Да, она объяснила ей, как нужно сделать, поделилась своим, ею только выработанным методом, пока действовавшим безотказно. Зелма побежала на толчок и продала там тоненькое колечко с александритом, которое Витас подарил ей. Он его очень любил, и Зелма решила, что Б-г оценит ее жертву. Она только не знала, к какому обратиться: к своему еврейскому или к его католическому... Фира тогда словно почувствовала, что с ней творится, и вдруг произнесла:
-- Бог один. Это верно. Но, может, поэтому он часто не видит, что творится на земле? У него просто не хватает времени?..
Зелма вернулась счастливой -- передачу взяли. Так они подружились и уже не могли друг без друга многие годы. И судьбы их были так же похожи, как судьбы тех, кого у них забрали, а вернули через много лет вместо них справки, отшлепанные штемпелями фиолетовыми чернилами на промокающей бумаге -- так выглядела святая правда по мнению все тех же людей. Они ошиблись. Они не нарочно. Они исправились, а правда хороша в любом виде. Фира тянула изо всех сил Павла, и все в ее жизни было подчинено этому стремлению. Зелма вышла замуж, разошлась, снова вышла замуж и снова осталась одна. Совсем одна. Ребенком обзавестись не успела. И тогда она притулилась душой к своей старой подруге. Помогала, как умела, участвовала в маленьких семейных праздниках, копала грядки на шести сотках и закатывала банки... год за годом, незаметно, однообразно, старясь и сгибаясь под тяжестью всего пережитого, не умея избавиться от прошлого.

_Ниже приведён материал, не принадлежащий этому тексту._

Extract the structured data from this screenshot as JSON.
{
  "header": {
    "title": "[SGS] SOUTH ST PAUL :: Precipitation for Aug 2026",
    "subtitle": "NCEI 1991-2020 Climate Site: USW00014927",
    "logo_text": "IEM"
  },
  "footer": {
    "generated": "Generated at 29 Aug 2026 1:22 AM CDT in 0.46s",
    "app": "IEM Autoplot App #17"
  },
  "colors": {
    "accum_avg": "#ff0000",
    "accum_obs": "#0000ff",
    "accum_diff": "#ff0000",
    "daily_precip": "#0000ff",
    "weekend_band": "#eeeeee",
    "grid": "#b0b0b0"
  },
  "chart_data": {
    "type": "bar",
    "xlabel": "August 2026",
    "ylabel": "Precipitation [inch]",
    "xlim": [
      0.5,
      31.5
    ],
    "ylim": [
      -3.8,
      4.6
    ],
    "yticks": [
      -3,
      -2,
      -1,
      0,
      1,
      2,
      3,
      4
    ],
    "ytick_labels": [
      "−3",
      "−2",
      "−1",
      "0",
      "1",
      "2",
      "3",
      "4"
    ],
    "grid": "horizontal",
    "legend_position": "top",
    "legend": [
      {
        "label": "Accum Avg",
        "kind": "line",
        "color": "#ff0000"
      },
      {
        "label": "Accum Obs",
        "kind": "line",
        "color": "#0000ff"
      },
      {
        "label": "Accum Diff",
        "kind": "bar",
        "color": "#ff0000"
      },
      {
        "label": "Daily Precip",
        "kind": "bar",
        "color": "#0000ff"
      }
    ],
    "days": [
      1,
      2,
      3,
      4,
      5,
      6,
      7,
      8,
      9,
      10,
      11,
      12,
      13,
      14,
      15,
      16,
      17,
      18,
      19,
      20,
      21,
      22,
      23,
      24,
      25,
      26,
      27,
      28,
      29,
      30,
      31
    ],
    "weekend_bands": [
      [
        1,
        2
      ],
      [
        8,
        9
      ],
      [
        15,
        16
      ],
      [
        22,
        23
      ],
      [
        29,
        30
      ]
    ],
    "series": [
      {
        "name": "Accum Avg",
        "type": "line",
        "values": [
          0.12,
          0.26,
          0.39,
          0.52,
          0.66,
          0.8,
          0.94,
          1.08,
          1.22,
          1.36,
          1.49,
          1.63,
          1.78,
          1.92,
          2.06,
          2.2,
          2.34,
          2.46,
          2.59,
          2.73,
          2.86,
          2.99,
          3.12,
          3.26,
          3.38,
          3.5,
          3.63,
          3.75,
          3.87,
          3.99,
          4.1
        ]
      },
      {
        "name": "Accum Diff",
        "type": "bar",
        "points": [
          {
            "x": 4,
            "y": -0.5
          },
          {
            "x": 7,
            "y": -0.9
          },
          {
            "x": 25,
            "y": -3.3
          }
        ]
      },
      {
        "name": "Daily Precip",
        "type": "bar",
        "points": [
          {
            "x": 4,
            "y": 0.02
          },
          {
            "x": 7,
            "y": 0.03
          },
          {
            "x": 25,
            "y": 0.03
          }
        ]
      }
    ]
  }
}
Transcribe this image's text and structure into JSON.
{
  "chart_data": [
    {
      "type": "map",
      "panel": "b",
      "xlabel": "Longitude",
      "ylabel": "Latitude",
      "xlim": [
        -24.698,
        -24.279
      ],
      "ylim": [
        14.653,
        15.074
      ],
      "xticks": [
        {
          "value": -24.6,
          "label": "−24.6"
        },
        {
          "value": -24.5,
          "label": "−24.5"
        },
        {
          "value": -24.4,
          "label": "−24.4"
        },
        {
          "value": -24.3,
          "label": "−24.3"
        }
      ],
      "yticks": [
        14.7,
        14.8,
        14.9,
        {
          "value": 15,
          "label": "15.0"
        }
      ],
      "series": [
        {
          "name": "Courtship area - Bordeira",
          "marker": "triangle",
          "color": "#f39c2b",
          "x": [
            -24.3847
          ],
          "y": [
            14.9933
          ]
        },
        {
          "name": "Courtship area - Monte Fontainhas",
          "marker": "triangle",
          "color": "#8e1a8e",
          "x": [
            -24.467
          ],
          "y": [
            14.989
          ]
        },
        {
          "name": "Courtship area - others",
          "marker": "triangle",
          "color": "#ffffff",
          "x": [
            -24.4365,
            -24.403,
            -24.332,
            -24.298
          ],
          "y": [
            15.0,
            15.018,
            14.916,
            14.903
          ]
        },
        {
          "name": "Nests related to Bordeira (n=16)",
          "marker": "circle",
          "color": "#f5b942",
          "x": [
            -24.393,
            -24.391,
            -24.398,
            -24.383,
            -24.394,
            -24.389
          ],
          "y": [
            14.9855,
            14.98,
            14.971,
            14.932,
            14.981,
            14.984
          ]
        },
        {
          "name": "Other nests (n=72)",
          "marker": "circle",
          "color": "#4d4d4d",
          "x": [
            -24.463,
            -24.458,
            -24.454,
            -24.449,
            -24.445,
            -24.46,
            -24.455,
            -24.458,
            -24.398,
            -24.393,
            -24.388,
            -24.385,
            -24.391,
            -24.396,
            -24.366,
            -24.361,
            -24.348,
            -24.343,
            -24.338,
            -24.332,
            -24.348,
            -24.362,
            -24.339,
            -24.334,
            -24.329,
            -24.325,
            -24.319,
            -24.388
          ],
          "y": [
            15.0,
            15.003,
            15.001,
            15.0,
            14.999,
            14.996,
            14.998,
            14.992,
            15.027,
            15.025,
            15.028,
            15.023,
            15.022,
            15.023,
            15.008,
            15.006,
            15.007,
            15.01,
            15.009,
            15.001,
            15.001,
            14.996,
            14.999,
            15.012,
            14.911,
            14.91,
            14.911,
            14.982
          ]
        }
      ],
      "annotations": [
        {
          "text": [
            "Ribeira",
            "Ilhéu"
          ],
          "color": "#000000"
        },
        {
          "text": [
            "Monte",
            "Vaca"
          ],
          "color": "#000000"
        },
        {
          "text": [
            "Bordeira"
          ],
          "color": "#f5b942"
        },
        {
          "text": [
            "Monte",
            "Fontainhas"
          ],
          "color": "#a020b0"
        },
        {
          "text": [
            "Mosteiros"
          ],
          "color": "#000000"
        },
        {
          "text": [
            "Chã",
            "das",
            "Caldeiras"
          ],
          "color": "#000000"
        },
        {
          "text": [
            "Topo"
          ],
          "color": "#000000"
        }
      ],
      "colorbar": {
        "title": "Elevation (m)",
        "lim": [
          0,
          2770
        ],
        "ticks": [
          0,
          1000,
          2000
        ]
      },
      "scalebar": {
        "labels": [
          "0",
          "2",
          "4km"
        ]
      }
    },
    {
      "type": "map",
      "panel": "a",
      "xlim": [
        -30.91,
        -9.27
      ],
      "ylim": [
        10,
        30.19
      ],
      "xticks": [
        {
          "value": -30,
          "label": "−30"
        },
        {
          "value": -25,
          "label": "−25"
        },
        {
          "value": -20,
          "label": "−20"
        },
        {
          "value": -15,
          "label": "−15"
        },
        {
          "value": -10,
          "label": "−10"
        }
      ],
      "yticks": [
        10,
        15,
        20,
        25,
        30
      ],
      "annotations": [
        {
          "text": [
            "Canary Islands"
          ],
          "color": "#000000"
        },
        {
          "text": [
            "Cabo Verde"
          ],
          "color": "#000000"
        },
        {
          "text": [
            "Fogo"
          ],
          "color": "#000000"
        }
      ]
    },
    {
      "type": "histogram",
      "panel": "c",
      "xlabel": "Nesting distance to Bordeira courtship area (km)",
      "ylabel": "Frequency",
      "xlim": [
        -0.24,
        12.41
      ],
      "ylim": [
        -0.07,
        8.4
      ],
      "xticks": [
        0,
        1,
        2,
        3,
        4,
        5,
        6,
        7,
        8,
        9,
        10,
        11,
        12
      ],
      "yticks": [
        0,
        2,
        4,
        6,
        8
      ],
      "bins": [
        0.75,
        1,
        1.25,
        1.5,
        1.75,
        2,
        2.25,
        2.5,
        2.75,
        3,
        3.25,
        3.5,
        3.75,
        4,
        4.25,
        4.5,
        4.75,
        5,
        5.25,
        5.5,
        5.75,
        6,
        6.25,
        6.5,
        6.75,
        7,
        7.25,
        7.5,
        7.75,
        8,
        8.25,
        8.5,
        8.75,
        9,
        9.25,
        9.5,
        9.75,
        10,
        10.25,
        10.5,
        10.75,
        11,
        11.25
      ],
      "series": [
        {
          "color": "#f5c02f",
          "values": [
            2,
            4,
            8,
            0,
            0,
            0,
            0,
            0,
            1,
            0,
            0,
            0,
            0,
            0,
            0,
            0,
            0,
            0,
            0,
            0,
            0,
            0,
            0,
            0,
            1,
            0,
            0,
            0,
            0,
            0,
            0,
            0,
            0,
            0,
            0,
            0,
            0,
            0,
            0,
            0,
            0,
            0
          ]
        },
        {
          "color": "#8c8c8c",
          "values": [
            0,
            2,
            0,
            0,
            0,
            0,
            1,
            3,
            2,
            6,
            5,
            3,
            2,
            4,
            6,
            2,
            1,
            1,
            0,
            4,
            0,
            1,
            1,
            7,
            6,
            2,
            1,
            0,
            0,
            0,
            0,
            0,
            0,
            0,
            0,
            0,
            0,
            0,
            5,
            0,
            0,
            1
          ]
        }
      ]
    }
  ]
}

Они никогда не говорили о том, что было, и не рассказывали Павлу. Даже те давнишние фотографии, которые хранились в бархатном зеленом альбоме с вытесненным золотом на обложке фонтаном "Дружба народов" на ВДНХ, они доставали , чтобы посмотреть, очень и очень редко... Теперь Фира оторвалась, наконец, от стекла, бессмысленным взглядом обвела комнату и пошла к телефону звонить подруге. Когда Зелма пришла, они уселись на кухне за круглым столом, нажали третью кнопку пожелтевшего старенького "болтуна" и стали ждать.
До Павлика оставалось еще минут сорок. Тогда Фира вдруг поднялась, посмотрела на Зелму долгим оценивающим взглядом, подняла вверх указательный палец, обозначая внимание, и отправилась в комнату. Она вернулась с белой выглаженной и сложенной вчетверо наволочкой, расстелила ее на столе... и тут Зелма вдруг по провинциальной забытой привычке прикрыла рот ладошкой, потом махнула этой рукой, резко поднялась и бросилась помогать Фире. Они нарезали полбуханки черного хлеба и положили его внутрь наволочки, потом туда же отправили завернутый в свежую газету и аккуратно уложенный сахар-рафинад, Фира встала на табуретку и с буфета из-за резного бортика достала старую затвердевшую пачку Моршанской махорки, хранившуюся с тех пор и картонную коробочку "Казбека". Сверху на это богатство легли белые шерстяные неизвестно как сохранившиеся носки, два носовых платка, пачка печенья "К чаю" и кусок мыла "Красная Москва". Когда все было аккуратно уложено, Фира ножницами надрезала наволочку с двух сторон, связала, собрав обе стороны в жгуты на два узла, Зельма притащила кошелек, вытянула голубоватую десятку, и они ловко всунули ее под узел так, что она ощущалась рукой с одной стороны, когда берешься за связанные концы. Все это они проделали молча, быстро и действуя так, словно специально готовились перед этим и репетировали.